Data juga menunjukkan bahwa Gen Z cenderung menghindari ruang-ruang keagamaan tradisional. Dari laporan Springtide:

  • 55% orang muda mengatakan, “Saya merasa tidak bisa menjadi diri saya seutuhnya dalam jemaat yang religius.”
  • 45% orang muda mengatakan, “Saya tidak merasa aman di dalam institusi agama atau kepercayaan.”
  • 47% orang muda mengatakan, “Saya tidak percaya pada agama, keyakinan, atau pemimpin agama dalam organisasi semacam itu.”
  • Hampir 50% orang muda mengatakan kepada Springtide bahwa mereka tidak beralih ke komunitas agama karena mereka kurang percaya pada jemaat, kepercayaan, dan sistem agama yang terorganisasi.

Ketika orang Kristen yang lebih tua mendengar tentang cara Gen Z “melepaskan diri” atau “mendekonstruksi” imannya, mereka bisa menjadi takut. Mungkin keterbukaan pikiran sama dengan relativisme moral. Mungkin kepercayaan yang hilang tidak dapat diperoleh kembali.

Sebagai anggota Gen Z, saya sendiri tidak punya kekhawatiran ini. Seringkali, berdialog dengan orang-orang yang memiliki perspektif berbeda membawa kita kembali ke—bukan menjauh dari—“Kebenaran” yang objektif. Saat kami semakin dewasa dalam iman, kami membutuhkan orang percaya yang lebih tua untuk mendukung dalam pertimbangan-pertimbangan kami, daripada menghindar dari pertanyaan dan kekhawatiran kami.

Musim gugur ini, sebagai bagian dari NextGen Initiative kami dan dalam kemitraan dengan TENx10, CT menyelenggarakan serangkaian lokakarya penulisan untuk orang-orang Kristen yang berusia akhir belasan tahun dan awal dua puluhan.

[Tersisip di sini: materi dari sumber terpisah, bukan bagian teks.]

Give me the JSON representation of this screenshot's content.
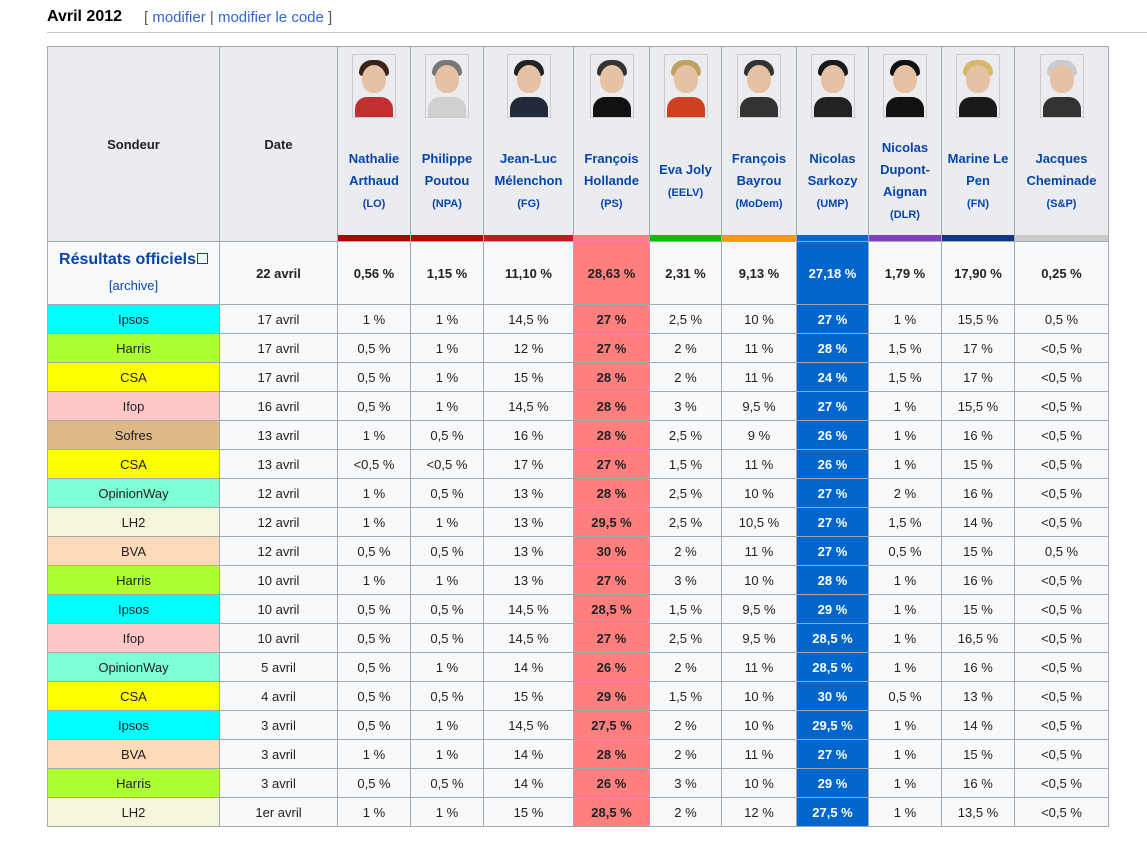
{
  "section": {
    "title": "Avril 2012",
    "edit_label": "modifier",
    "edit_code_label": "modifier le code",
    "bracket_open": "[",
    "bracket_close": "]",
    "separator": "|"
  },
  "table": {
    "header": {
      "pollster": "Sondeur",
      "date": "Date"
    },
    "candidates": [
      {
        "name": "Nathalie Arthaud",
        "party": "(LO)",
        "color": "#b00000"
      },
      {
        "name": "Philippe Poutou",
        "party": "(NPA)",
        "color": "#bb0000"
      },
      {
        "name": "Jean-Luc Mélenchon",
        "party": "(FG)",
        "color": "#c9191e"
      },
      {
        "name": "François Hollande",
        "party": "(PS)",
        "color": "#ff8080"
      },
      {
        "name": "Eva Joly",
        "party": "(EELV)",
        "color": "#00c000"
      },
      {
        "name": "François Bayrou",
        "party": "(MoDem)",
        "color": "#ff9900"
      },
      {
        "name": "Nicolas Sarkozy",
        "party": "(UMP)",
        "color": "#0066cc"
      },
      {
        "name": "Nicolas Dupont-Aignan",
        "party": "(DLR)",
        "color": "#8040c0"
      },
      {
        "name": "Marine Le Pen",
        "party": "(FN)",
        "color": "#0d378a"
      },
      {
        "name": "Jacques Cheminade",
        "party": "(S&P)",
        "color": "#cccccc"
      }
    ],
    "official": {
      "label": "Résultats officiels",
      "archive": "[archive]",
      "date": "22 avril",
      "values": [
        "0,56 %",
        "1,15 %",
        "11,10 %",
        "28,63 %",
        "2,31 %",
        "9,13 %",
        "27,18 %",
        "1,79 %",
        "17,90 %",
        "0,25 %"
      ]
    },
    "rows": [
      {
        "pollster": "Ipsos",
        "color": "#00ffff",
        "date": "17 avril",
        "values": [
          "1 %",
          "1 %",
          "14,5 %",
          "27 %",
          "2,5 %",
          "10 %",
          "27 %",
          "1 %",
          "15,5 %",
          "0,5 %"
        ]
      },
      {
        "pollster": "Harris",
        "color": "#adff2f",
        "date": "17 avril",
        "values": [
          "0,5 %",
          "1 %",
          "12 %",
          "27 %",
          "2 %",
          "11 %",
          "28 %",
          "1,5 %",
          "17 %",
          "<0,5 %"
        ]
      },
      {
        "pollster": "CSA",
        "color": "#ffff00",
        "date": "17 avril",
        "values": [
          "0,5 %",
          "1 %",
          "15 %",
          "28 %",
          "2 %",
          "11 %",
          "24 %",
          "1,5 %",
          "17 %",
          "<0,5 %"
        ]
      },
      {
        "pollster": "Ifop",
        "color": "#ffc8c8",
        "date": "16 avril",
        "values": [
          "0,5 %",
          "1 %",
          "14,5 %",
          "28 %",
          "3 %",
          "9,5 %",
          "27 %",
          "1 %",
          "15,5 %",
          "<0,5 %"
        ]
      },
      {
        "pollster": "Sofres",
        "color": "#deb887",
        "date": "13 avril",
        "values": [
          "1 %",
          "0,5 %",
          "16 %",
          "28 %",
          "2,5 %",
          "9 %",
          "26 %",
          "1 %",
          "16 %",
          "<0,5 %"
        ]
      },
      {
        "pollster": "CSA",
        "color": "#ffff00",
        "date": "13 avril",
        "values": [
          "<0,5 %",
          "<0,5 %",
          "17 %",
          "27 %",
          "1,5 %",
          "11 %",
          "26 %",
          "1 %",
          "15 %",
          "<0,5 %"
        ]
      },
      {
        "pollster": "OpinionWay",
        "color": "#7fffd4",
        "date": "12 avril",
        "values": [
          "1 %",
          "0,5 %",
          "13 %",
          "28 %",
          "2,5 %",
          "10 %",
          "27 %",
          "2 %",
          "16 %",
          "<0,5 %"
        ]
      },
      {
        "pollster": "LH2",
        "color": "#f5f5dc",
        "date": "12 avril",
        "values": [
          "1 %",
          "1 %",
          "13 %",
          "29,5 %",
          "2,5 %",
          "10,5 %",
          "27 %",
          "1,5 %",
          "14 %",
          "<0,5 %"
        ]
      },
      {
        "pollster": "BVA",
        "color": "#ffdab9",
        "date": "12 avril",
        "values": [
          "0,5 %",
          "0,5 %",
          "13 %",
          "30 %",
          "2 %",
          "11 %",
          "27 %",
          "0,5 %",
          "15 %",
          "0,5 %"
        ]
      },
      {
        "pollster": "Harris",
        "color": "#adff2f",
        "date": "10 avril",
        "values": [
          "1 %",
          "1 %",
          "13 %",
          "27 %",
          "3 %",
          "10 %",
          "28 %",
          "1 %",
          "16 %",
          "<0,5 %"
        ]
      },
      {
        "pollster": "Ipsos",
        "color": "#00ffff",
        "date": "10 avril",
        "values": [
          "0,5 %",
          "0,5 %",
          "14,5 %",
          "28,5 %",
          "1,5 %",
          "9,5 %",
          "29 %",
          "1 %",
          "15 %",
          "<0,5 %"
        ]
      },
      {
        "pollster": "Ifop",
        "color": "#ffc8c8",
        "date": "10 avril",
        "values": [
          "0,5 %",
          "0,5 %",
          "14,5 %",
          "27 %",
          "2,5 %",
          "9,5 %",
          "28,5 %",
          "1 %",
          "16,5 %",
          "<0,5 %"
        ]
      },
      {
        "pollster": "OpinionWay",
        "color": "#7fffd4",
        "date": "5 avril",
        "values": [
          "0,5 %",
          "1 %",
          "14 %",
          "26 %",
          "2 %",
          "11 %",
          "28,5 %",
          "1 %",
          "16 %",
          "<0,5 %"
        ]
      },
      {
        "pollster": "CSA",
        "color": "#ffff00",
        "date": "4 avril",
        "values": [
          "0,5 %",
          "0,5 %",
          "15 %",
          "29 %",
          "1,5 %",
          "10 %",
          "30 %",
          "0,5 %",
          "13 %",
          "<0,5 %"
        ]
      },
      {
        "pollster": "Ipsos",
        "color": "#00ffff",
        "date": "3 avril",
        "values": [
          "0,5 %",
          "1 %",
          "14,5 %",
          "27,5 %",
          "2 %",
          "10 %",
          "29,5 %",
          "1 %",
          "14 %",
          "<0,5 %"
        ]
      },
      {
        "pollster": "BVA",
        "color": "#ffdab9",
        "date": "3 avril",
        "values": [
          "1 %",
          "1 %",
          "14 %",
          "28 %",
          "2 %",
          "11 %",
          "27 %",
          "1 %",
          "15 %",
          "<0,5 %"
        ]
      },
      {
        "pollster": "Harris",
        "color": "#adff2f",
        "date": "3 avril",
        "values": [
          "0,5 %",
          "0,5 %",
          "14 %",
          "26 %",
          "3 %",
          "10 %",
          "29 %",
          "1 %",
          "16 %",
          "<0,5 %"
        ]
      },
      {
        "pollster": "LH2",
        "color": "#f5f5dc",
        "date": "1er avril",
        "values": [
          "1 %",
          "1 %",
          "15 %",
          "28,5 %",
          "2 %",
          "12 %",
          "27,5 %",
          "1 %",
          "13,5 %",
          "<0,5 %"
        ]
      }
    ]
  }
}
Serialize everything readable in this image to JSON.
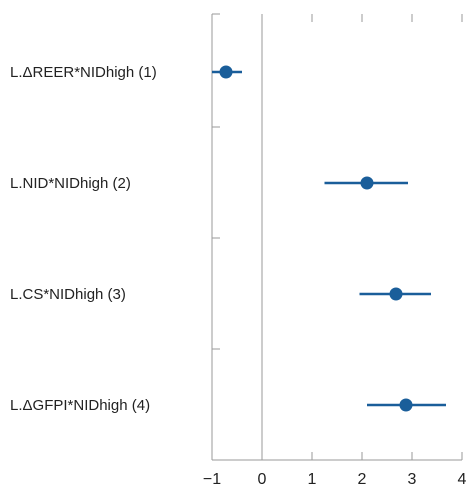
{
  "chart_data": {
    "type": "scatter",
    "subtype": "coefficient-plot",
    "categories": [
      "L.ΔREER*NIDhigh (1)",
      "L.NID*NIDhigh (2)",
      "L.CS*NIDhigh (3)",
      "L.ΔGFPI*NIDhigh (4)"
    ],
    "estimates": [
      -0.72,
      2.1,
      2.68,
      2.88
    ],
    "ci_low": [
      -1.0,
      1.25,
      1.95,
      2.1
    ],
    "ci_high": [
      -0.4,
      2.92,
      3.38,
      3.68
    ],
    "xlim": [
      -1,
      4
    ],
    "xticks": [
      -1,
      0,
      1,
      2,
      3,
      4
    ],
    "xtick_labels": [
      "−1",
      "0",
      "1",
      "2",
      "3",
      "4"
    ],
    "reference_line_x": 0,
    "title": "",
    "xlabel": "",
    "ylabel": "",
    "grid": false,
    "legend": "none",
    "colors": {
      "marker": "#1a5e9a",
      "axis": "#9a9a9a",
      "text": "#222222"
    }
  }
}
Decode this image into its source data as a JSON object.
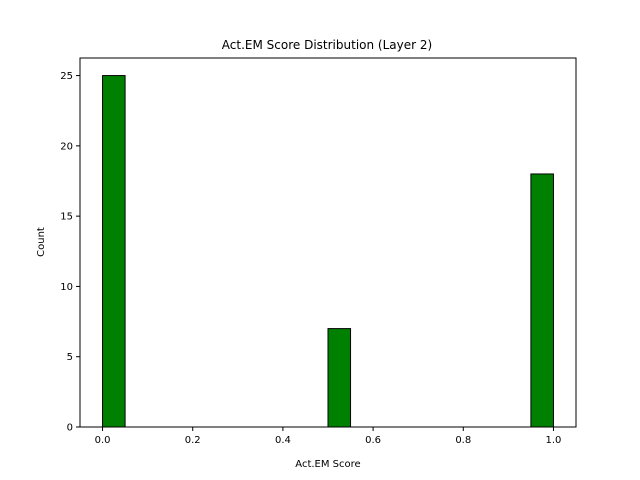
{
  "chart_data": {
    "type": "bar",
    "title": "Act.EM Score Distribution (Layer 2)",
    "xlabel": "Act.EM Score",
    "ylabel": "Count",
    "xlim": [
      -0.05,
      1.05
    ],
    "ylim": [
      0,
      26.25
    ],
    "xticks": [
      0.0,
      0.2,
      0.4,
      0.6,
      0.8,
      1.0
    ],
    "xtick_labels": [
      "0.0",
      "0.2",
      "0.4",
      "0.6",
      "0.8",
      "1.0"
    ],
    "yticks": [
      0,
      5,
      10,
      15,
      20,
      25
    ],
    "ytick_labels": [
      "0",
      "5",
      "10",
      "15",
      "20",
      "25"
    ],
    "bin_width": 0.05,
    "bars": [
      {
        "x0": 0.0,
        "x1": 0.05,
        "count": 25
      },
      {
        "x0": 0.5,
        "x1": 0.55,
        "count": 7
      },
      {
        "x0": 0.95,
        "x1": 1.0,
        "count": 18
      }
    ],
    "grid": false,
    "colors": {
      "bar_fill": "#008000",
      "bar_edge": "#000000"
    }
  }
}
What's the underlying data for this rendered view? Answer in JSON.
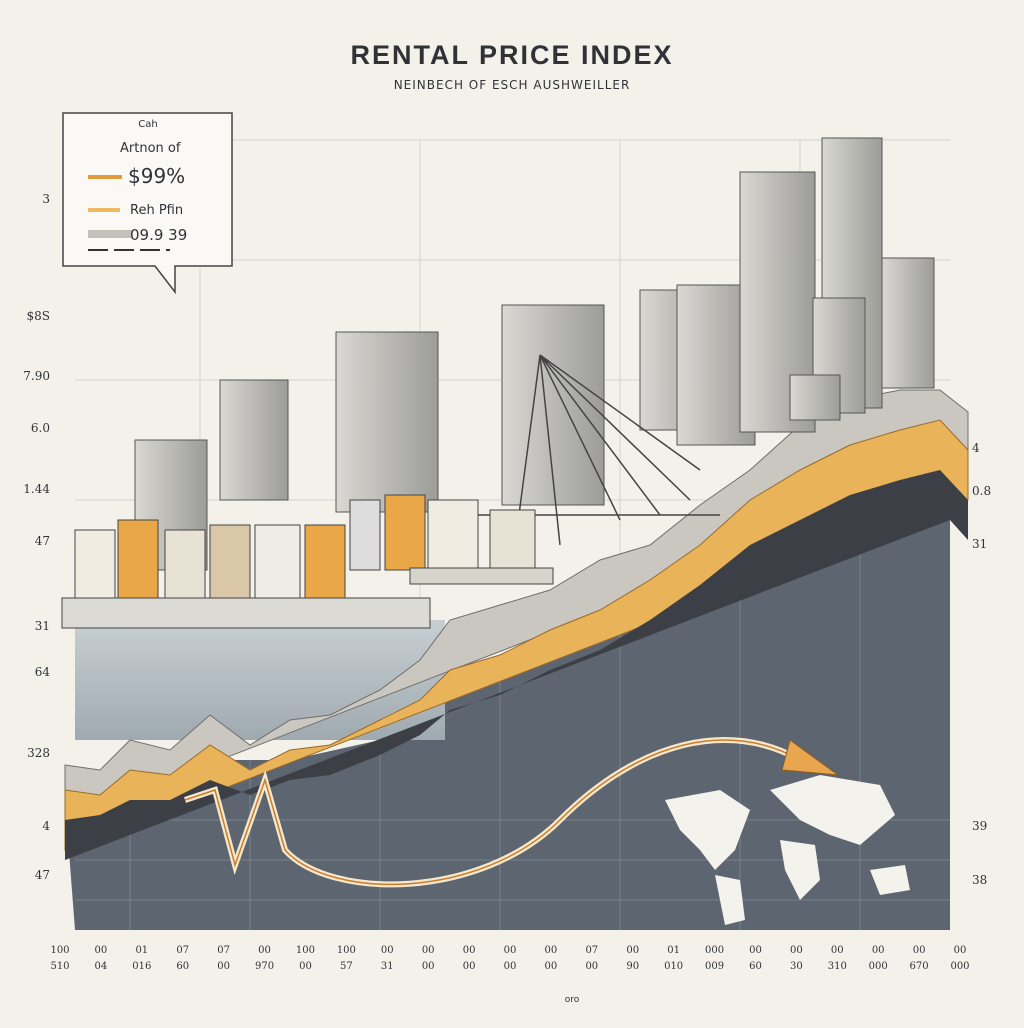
{
  "header": {
    "title": "RENTAL PRICE INDEX",
    "subtitle": "NEINBECH OF ESCH AUSHWEILLER"
  },
  "legend": {
    "heading": "Cah",
    "items": [
      {
        "label": "Artnon of",
        "value": "$99%"
      },
      {
        "label": "Reh Pfin",
        "value": "09.9 39"
      }
    ]
  },
  "left_axis_labels": [
    "3",
    "$8S",
    "7.90",
    "6.0",
    "1.44",
    "47",
    "31",
    "64",
    "328",
    "4",
    "47"
  ],
  "right_axis_labels": [
    "4",
    "0.8",
    "31",
    "39",
    "38"
  ],
  "bottom_labels": {
    "row1": [
      "100",
      "00",
      "01",
      "07",
      "07",
      "00",
      "100",
      "100",
      "00",
      "00",
      "00",
      "00",
      "00",
      "07",
      "00",
      "01",
      "000",
      "00",
      "00",
      "00",
      "00",
      "00",
      "00"
    ],
    "row2": [
      "510",
      "04",
      "016",
      "60",
      "00",
      "970",
      "00",
      "57",
      "31",
      "00",
      "00",
      "00",
      "00",
      "00",
      "90",
      "010",
      "009",
      "60",
      "30",
      "310",
      "000",
      "670",
      "000"
    ]
  },
  "footer": "oro"
}
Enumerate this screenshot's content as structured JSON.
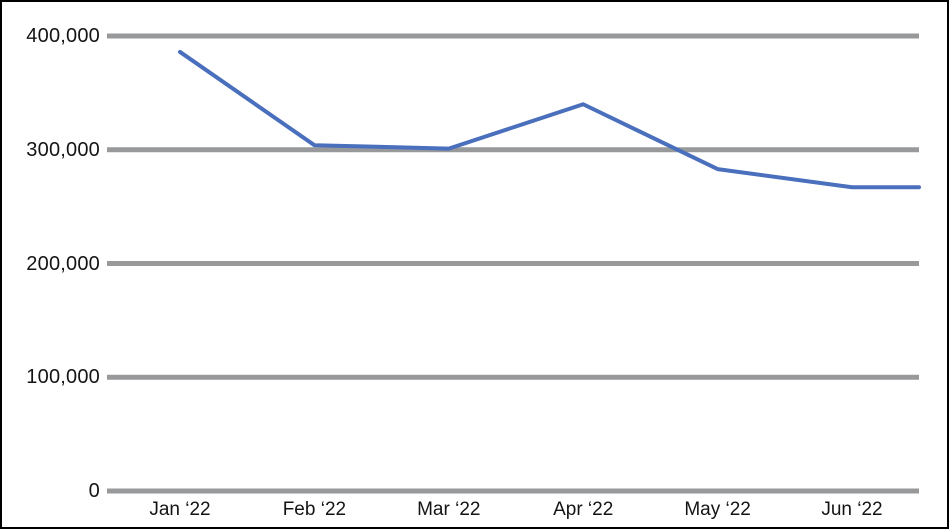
{
  "chart_data": {
    "type": "line",
    "title": "",
    "xlabel": "",
    "ylabel": "",
    "categories": [
      "Jan ‘22",
      "Feb ‘22",
      "Mar ‘22",
      "Apr ‘22",
      "May ‘22",
      "Jun ‘22"
    ],
    "series": [
      {
        "name": "series-1",
        "values": [
          386000,
          304000,
          301000,
          340000,
          283000,
          267000
        ]
      }
    ],
    "ylim": [
      0,
      400000
    ],
    "yticks": [
      0,
      100000,
      200000,
      300000,
      400000
    ],
    "ytick_labels": [
      "0",
      "100,000",
      "200,000",
      "300,000",
      "400,000"
    ],
    "grid": "horizontal-only",
    "legend_position": "none",
    "extend_last_value_to_right_edge": true,
    "colors": {
      "line": "#4a6fbc",
      "gridline": "#98999b",
      "text": "#141414",
      "frame_border": "#000000",
      "background": "#ffffff"
    }
  }
}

Harapan kami: Melihat lebih banyak orang muda muncul di laman-laman kami, yang mencerminkan keberagaman generasi dalam gereja, dan memungkinkan orang percaya yang senior untuk lebih memahami kekuatan serta tantangan saudara-saudari mereka yang lebih muda dalam iman.

Sebagai permulaan, kami telah memilih beberapa tanggapan, yang dikirimkan oleh para peserta lokakarya, terhadap pertanyaan berikut ini:

—Claire Nelson, Koordinator Proyek Impact, CT

Bagaimana orang percaya yang lebih tua dapat mendukung orang-orang Kristen Gen Z dengan lebih baik?

Orang percaya yang lebih tua dapat mendukung orang Kristen Gen Z lebih baik dengan melepaskan mentalitas “jangan tanya, jangan beri tahu” seputar seks dan keintiman yang telah merasuki kalangan Kristen dalam beberapa dekade terakhir.

Selama masa SMP dan SMA saya di tahun 2010-an, saya mengalami banyak dampak dari budaya kesucian—penghinaan terhadap tubuh, seksualisasi terhadap perempuan muda, dan penggunaan taktik menakut-nakuti untuk mencegah remaja melakukan seks pranikah. Pengalaman saya di kelompok remaja merupakan perpaduan yang aneh antara obsesi berlebihan terhadap tubuh perempuan dan “ancaman” yang kami timbulkan bagi para rekan pria kami, dikombinasikan dengan rasa enggan (dan sering kali takut) terhadap topik-topik seperti keintiman dan seksualitas.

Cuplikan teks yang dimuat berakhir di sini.